Stem cells end need for anti-rejection meds in some kidney transplant patients

Organ donor stem cells helped five patients with kidney transplants wean themselves off organ rejection drugs within a year of their operation, BBC News reports.

Scientists at the University of Louisville in Kentucky and Northwestern Memorial Hospital in Chicago generated the discovery, and the journal Science Translational Medicine highlights the details.

It is true, as the BBC points out, that doctors have tested stem cells from organ donors before in transplants, with some promise. But this is the first time they've been used from donors who are not related to the recipients or have similar immunological systems, and it points to potentially using stem cells to modify a patient's immune system so it doesn't attack donated organs.

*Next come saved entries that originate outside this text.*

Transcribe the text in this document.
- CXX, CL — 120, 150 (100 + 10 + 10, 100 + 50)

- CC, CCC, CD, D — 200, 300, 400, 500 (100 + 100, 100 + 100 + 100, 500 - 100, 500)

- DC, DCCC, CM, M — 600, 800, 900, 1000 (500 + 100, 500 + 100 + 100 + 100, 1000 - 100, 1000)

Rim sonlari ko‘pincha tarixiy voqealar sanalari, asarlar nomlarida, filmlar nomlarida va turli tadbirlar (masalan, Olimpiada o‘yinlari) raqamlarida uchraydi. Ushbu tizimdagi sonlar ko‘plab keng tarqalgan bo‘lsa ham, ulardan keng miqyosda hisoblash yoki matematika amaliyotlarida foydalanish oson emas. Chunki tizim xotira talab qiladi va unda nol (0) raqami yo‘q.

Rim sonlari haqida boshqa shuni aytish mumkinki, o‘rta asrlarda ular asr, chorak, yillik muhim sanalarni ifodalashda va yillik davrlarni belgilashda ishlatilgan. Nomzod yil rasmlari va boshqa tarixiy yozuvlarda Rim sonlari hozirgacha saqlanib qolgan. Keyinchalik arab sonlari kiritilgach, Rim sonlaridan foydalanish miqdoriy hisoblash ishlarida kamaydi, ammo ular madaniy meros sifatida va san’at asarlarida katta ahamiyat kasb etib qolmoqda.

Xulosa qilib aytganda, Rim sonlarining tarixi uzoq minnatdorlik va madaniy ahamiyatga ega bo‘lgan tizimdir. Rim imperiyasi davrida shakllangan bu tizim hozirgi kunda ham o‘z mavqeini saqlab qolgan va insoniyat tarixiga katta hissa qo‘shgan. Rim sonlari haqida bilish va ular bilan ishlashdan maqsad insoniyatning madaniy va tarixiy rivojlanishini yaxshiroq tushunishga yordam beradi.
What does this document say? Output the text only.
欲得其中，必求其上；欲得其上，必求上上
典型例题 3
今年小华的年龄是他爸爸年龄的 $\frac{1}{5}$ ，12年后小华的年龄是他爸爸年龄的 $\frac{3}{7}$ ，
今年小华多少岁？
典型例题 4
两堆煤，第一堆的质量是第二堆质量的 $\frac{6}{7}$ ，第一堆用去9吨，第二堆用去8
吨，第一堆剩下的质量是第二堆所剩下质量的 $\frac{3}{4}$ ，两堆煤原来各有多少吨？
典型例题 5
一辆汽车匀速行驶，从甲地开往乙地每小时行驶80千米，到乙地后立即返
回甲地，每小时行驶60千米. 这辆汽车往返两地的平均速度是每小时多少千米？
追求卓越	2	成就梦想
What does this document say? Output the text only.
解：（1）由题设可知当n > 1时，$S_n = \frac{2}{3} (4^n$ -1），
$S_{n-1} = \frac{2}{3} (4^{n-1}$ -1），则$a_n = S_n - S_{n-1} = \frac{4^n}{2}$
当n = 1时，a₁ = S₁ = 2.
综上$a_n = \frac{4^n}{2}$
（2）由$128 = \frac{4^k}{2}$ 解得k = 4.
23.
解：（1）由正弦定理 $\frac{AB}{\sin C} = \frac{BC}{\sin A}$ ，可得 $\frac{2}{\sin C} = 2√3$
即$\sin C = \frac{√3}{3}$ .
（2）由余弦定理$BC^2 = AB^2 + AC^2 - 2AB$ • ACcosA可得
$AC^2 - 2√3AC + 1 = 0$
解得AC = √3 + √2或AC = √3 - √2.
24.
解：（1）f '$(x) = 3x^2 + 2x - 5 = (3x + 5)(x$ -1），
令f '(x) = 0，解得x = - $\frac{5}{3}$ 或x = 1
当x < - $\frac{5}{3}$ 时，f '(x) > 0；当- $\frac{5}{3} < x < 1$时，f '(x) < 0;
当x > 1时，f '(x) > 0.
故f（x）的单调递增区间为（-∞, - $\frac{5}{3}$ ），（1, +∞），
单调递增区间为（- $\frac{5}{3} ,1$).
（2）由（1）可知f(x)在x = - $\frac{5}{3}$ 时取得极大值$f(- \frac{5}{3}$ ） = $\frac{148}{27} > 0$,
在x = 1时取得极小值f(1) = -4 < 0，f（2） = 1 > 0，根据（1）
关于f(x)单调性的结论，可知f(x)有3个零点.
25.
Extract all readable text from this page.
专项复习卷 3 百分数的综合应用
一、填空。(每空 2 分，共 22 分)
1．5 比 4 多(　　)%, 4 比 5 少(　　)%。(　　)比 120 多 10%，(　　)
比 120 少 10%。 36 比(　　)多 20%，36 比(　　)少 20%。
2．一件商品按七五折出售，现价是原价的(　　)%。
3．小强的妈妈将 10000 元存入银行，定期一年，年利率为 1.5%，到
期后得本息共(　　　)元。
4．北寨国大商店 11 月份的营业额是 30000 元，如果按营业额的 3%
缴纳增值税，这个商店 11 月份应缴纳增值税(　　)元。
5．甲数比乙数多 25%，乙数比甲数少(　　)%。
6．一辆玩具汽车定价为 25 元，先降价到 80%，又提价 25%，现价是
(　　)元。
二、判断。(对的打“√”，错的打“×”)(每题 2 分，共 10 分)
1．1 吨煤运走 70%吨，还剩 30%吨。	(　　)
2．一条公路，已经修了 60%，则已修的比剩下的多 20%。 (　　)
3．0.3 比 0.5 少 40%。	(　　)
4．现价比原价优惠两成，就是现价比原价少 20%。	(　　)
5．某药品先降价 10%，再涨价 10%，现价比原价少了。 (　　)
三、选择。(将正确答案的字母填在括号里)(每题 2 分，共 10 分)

That means this finding has a potentially enormous impact. Patients who undergo transplants survive on anti-rejection medication that suppresses the immune system. They're expensive, and a patient, once recovered, remains vulnerable as a result of the medication to infection, and health problems like high blood pressure and diabetes, the BBC notes. And there is still a risk of organ rejection. But before we get really excited here, many more patients must be tested. We'll be more excited when dozens, and even hundreds of patients end up with the same result.

Eight patients took part in the study, undergoing a kidney transplant from a live donor, from whom doctors also harvested blood stem cells. The recipients all were treated with radiotherapy and chemotherapy to suppress their immune systems, underwent the transplant and then were treated with the organ donor's stem cells a few days after the surgery. As the BBC reports, patients started with typical anti-rejection drugs, but 5 of the 8 managed to stop using them gradually within 12 months.

Stem cells are showing some great versatility in preclinical and early-stage clinical research, as a treatment for liver damage, heart attacks and also a potential fertility drug, among other indications.